Sarah Murcia : amours de contrebasses. Jazzèbre, Perpignan.

« Musicienne compagnon », ou artiste associée de Jazzèbre 2017,  Sarah Murcia était également invitée à une première « Rencontre avec », dans les locaux de la Médiathèque, et elle a assumé cette initiative avec sincérité, un brin d’anxiété, et finalement un brio convaincant.

L’anxiété, perceptible et source d’authenticité, tient à la fois à ce que Sarah Murcia a accepté cette première avec probablement une certaine inquiétude, et à ce que les conditions de diffusion des musiques qu’elle entend nous faire écouter ne se présentent pas bien techniquement. Qu’importe, on y va, et elle fera le va-et-vient entre son micro, son ordinateur, et la salle, suspendue à ce qu’elle dit.
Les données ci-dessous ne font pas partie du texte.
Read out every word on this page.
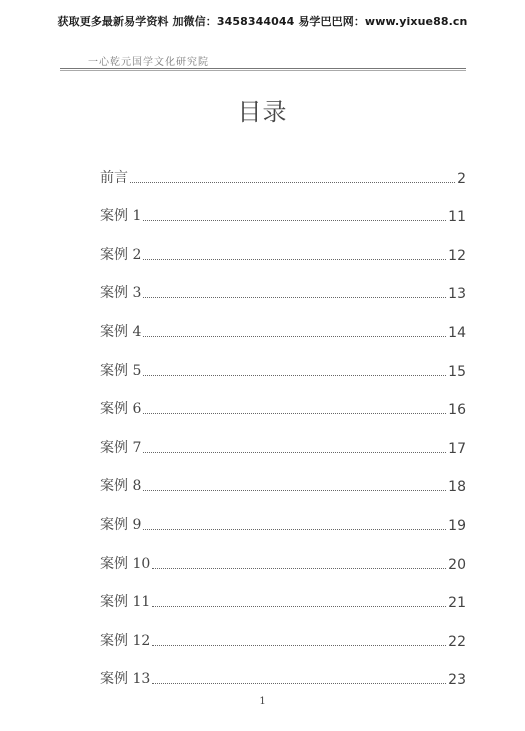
获取更多最新易学资料 加微信：3458344044 易学巴巴网：www.yixue88.cn
一心乾元国学文化研究院
目录
前言	2
案例 1	11
案例 2	12
案例 3	13
案例 4	14
案例 5	15
案例 6	16
案例 7	17
案例 8	18
案例 9	19
案例 10	20
案例 11	21
案例 12	22
案例 13	23
1
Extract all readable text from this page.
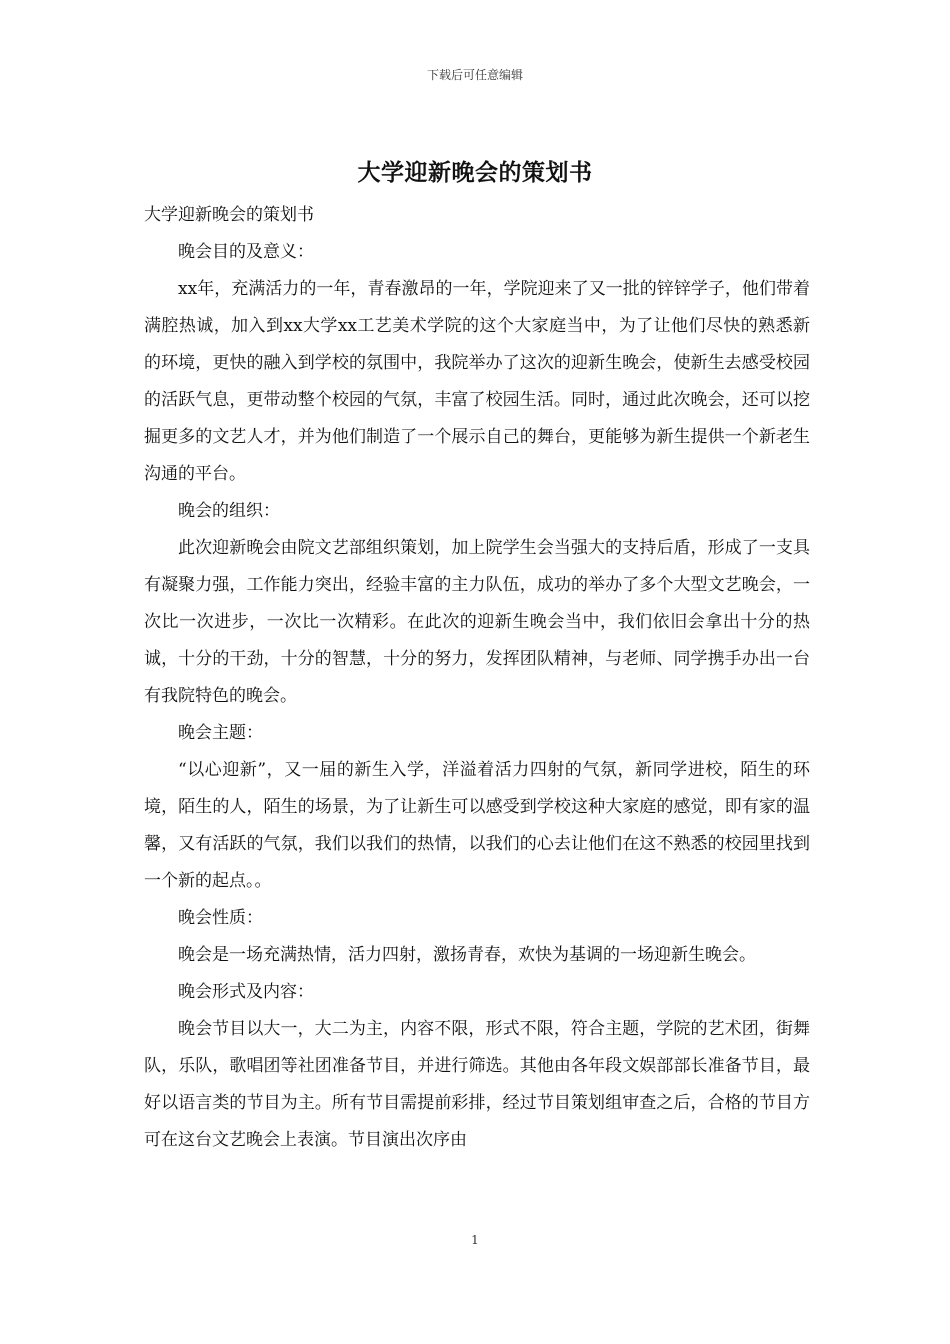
下载后可任意编辑
大学迎新晚会的策划书

大学迎新晚会的策划书

晚会目的及意义：

xx年，充满活力的一年，青春激昂的一年，学院迎来了又一批的锌锌学子，他们带着满腔热诚，加入到xx大学xx工艺美术学院的这个大家庭当中，为了让他们尽快的熟悉新的环境，更快的融入到学校的氛围中，我院举办了这次的迎新生晚会，使新生去感受校园的活跃气息，更带动整个校园的气氛，丰富了校园生活。同时，通过此次晚会，还可以挖掘更多的文艺人才，并为他们制造了一个展示自己的舞台，更能够为新生提供一个新老生沟通的平台。

晚会的组织：

此次迎新晚会由院文艺部组织策划，加上院学生会当强大的支持后盾，形成了一支具有凝聚力强，工作能力突出，经验丰富的主力队伍，成功的举办了多个大型文艺晚会，一次比一次进步，一次比一次精彩。在此次的迎新生晚会当中，我们依旧会拿出十分的热诚，十分的干劲，十分的智慧，十分的努力，发挥团队精神，与老师、同学携手办出一台有我院特色的晚会。

晚会主题：

“以心迎新”，又一届的新生入学，洋溢着活力四射的气氛，新同学进校，陌生的环境，陌生的人，陌生的场景，为了让新生可以感受到学校这种大家庭的感觉，即有家的温馨，又有活跃的气氛，我们以我们的热情，以我们的心去让他们在这不熟悉的校园里找到一个新的起点。。

晚会性质：

晚会是一场充满热情，活力四射，激扬青春，欢快为基调的一场迎新生晚会。

晚会形式及内容：

晚会节目以大一，大二为主，内容不限，形式不限，符合主题，学院的艺术团，街舞队，乐队，歌唱团等社团准备节目，并进行筛选。其他由各年段文娱部部长准备节目，最好以语言类的节目为主。所有节目需提前彩排，经过节目策划组审查之后，合格的节目方可在这台文艺晚会上表演。节目演出次序由

1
Car elle conte l’histoire des amours d’une contrebassiste, qui doit jouer le soir même avec son groupe « Caroline » et des invités de marque, un spectacle titré Never Mind The Future, une manière de rendre actuelle et musicalement superlative un disque célèbre des Sex Pistols.

Mais au début, pour elle, il y a Henri Texier, et Sarah fait entendre un extrait de l’un des albums du contrebassiste et joueur d’oud, qui compose depuis des années dans un registre à la fois engagé et souplement dansant. Étudiante, orientée vers l’université, c’est Jean-François Jenny-Clark qui réussit à la convaincre d’arrêter ses études pour se consacrer à l’instrument. Elle écoute aussi Eberhard Weber, et subit l’influence du mouvement M’Base à travers le groupe Aka Moon, et bien sûr Dave Holland. Elle avoue aimer « prendre la tangente« , et dérouter un peu sa famille (parents universitaires) en empruntant des chemins plus ou moins déviants. JFJK lui fait écouter Scott La Faro (une claque, évidemment), et aussi Miroslav Vitous dans un registre plus lyrique. À cette époque (ou à peu près…) elle joue avec Charlélie Couture et apprend un métier qui n’est pas de tout repos.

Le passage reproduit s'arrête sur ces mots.